C’était la veille de la finale du «Mondiale» 1990. En Italie, évidemment. A l’époque, il n’y avait que les Italiens pour oser marier un récital d’opéras et une compétition de foot. Bon, ce n’était pas un récital ordinaire, il réunissait dans les Thermes de Caracalla, devant un public immense, les trois plus grands ténors du moment, Plácido Domingo, José Carreras et Luciano Pavarotti.

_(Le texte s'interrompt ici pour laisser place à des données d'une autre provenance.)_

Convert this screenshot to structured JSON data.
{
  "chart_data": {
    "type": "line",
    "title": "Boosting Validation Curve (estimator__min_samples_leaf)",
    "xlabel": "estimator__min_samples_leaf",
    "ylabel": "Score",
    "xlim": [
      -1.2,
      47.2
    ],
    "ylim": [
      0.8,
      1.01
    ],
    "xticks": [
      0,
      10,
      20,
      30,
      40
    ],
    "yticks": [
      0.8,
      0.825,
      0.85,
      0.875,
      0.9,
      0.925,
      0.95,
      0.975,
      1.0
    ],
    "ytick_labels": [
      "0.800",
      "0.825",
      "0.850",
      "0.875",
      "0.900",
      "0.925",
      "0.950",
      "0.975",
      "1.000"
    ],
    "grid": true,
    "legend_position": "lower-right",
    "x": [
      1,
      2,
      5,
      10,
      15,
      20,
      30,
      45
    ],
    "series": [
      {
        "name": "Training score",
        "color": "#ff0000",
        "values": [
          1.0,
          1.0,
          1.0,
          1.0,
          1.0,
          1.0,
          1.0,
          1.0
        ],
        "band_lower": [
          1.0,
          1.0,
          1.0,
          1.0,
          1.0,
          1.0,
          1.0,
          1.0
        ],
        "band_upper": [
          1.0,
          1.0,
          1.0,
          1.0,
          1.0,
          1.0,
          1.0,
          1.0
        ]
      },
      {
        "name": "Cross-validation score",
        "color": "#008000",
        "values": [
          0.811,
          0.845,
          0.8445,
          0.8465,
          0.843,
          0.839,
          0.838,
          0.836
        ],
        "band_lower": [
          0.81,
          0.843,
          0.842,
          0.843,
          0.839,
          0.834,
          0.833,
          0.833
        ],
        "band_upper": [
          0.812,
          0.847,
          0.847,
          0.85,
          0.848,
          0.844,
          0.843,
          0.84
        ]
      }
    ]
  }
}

Au grand dam de quelques pisse-froid, horrifiés que tels artistes, je cite, «se prêtent à cette mascarade télévisée en beuglant dans des micros et charcutent les grands airs du bel canto». Ce fut un triomphe mondial. Cette seule soirée fit plus pour la popularisation de l’Art lyrique que six cents ans d’émissions d’Eve Ruggiéri et de Jacques Chancel réunies. Nous parlerons demain de cet événement avec Eric Vigier, le directeur de l’Opéra de Lausanne, qui organisa lui-même par la suite un tel spectacle à Madrid pour l’anniversaire du roi Juan Carlos.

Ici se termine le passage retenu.